Couldn’t find a newbie forum; hope this is in the right place.
In my quest to learn more about databases, analytics, and creating service APIs to work with them, I decided to scrape an online archive of Jeopardy data and plan to reconstruct the data into a functional db. Pretty sure this has been done before, but learning is the primary objective here π
I’d like to get the data structured so I can run some advanced statistics on it. To do so, I’ll need to query things like a player’s score at any given point in the game, see who picked which clues and in what order, identify (and grade) players’ wagering on daily doubles & Final Jeopardy, etc. If all goes to plan, it would be neat to expose this via public API so others can play with it too.

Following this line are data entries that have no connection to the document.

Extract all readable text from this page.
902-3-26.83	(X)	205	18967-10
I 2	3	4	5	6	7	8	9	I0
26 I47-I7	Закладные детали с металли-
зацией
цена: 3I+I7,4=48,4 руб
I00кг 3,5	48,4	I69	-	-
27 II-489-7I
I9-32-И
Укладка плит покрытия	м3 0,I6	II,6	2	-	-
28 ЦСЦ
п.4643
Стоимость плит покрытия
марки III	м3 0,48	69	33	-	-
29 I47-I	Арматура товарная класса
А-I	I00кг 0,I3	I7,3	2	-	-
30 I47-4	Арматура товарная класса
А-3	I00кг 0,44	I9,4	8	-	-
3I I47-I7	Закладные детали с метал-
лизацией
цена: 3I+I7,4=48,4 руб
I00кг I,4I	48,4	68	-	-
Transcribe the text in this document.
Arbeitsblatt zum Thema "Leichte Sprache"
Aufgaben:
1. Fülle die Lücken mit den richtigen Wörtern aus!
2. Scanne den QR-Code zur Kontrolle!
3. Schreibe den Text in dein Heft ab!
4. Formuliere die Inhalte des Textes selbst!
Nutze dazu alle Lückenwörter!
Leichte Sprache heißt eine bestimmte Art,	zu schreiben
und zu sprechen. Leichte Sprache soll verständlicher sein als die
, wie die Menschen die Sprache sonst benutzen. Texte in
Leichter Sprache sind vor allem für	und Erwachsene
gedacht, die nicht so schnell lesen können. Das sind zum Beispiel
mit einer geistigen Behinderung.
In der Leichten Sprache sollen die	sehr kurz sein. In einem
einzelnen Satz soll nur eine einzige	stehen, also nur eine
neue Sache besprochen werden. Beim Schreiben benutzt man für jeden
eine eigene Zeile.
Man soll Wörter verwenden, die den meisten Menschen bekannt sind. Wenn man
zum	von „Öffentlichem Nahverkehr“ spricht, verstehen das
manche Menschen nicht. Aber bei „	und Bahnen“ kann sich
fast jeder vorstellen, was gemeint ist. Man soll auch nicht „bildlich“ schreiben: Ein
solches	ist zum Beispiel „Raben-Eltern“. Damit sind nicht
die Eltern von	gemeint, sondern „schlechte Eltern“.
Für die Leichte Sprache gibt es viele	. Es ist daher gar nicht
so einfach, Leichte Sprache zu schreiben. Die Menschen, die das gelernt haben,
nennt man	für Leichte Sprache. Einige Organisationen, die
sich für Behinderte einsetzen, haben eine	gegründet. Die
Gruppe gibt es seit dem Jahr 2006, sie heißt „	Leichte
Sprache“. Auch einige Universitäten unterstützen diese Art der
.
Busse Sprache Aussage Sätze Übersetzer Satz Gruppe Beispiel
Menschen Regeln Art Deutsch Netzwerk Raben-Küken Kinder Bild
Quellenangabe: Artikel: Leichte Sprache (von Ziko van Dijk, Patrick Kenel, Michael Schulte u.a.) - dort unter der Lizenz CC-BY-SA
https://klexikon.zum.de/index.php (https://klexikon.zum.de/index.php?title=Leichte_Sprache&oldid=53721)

There’s a decent amount of data here, though it’s not very big compared to enterprise dbs:
- 6000 distinct games
- ~60 clues per game, so ~360k total unique clues.
- 12000 players, which includes duplicates (ex: Ken1, Ken2, Ken3)
Here’s the latest draft of my data model (SVG) based on the data available from j-archive, the general structure of Jeopardy games, and my limited understanding of database design. Appreciate any feedback — especially on the clue_response table, which is the only table with transactional data.
Data is currently stored in an sqlite3 db. Will probably migrate it to MySQL once I settle on a structure.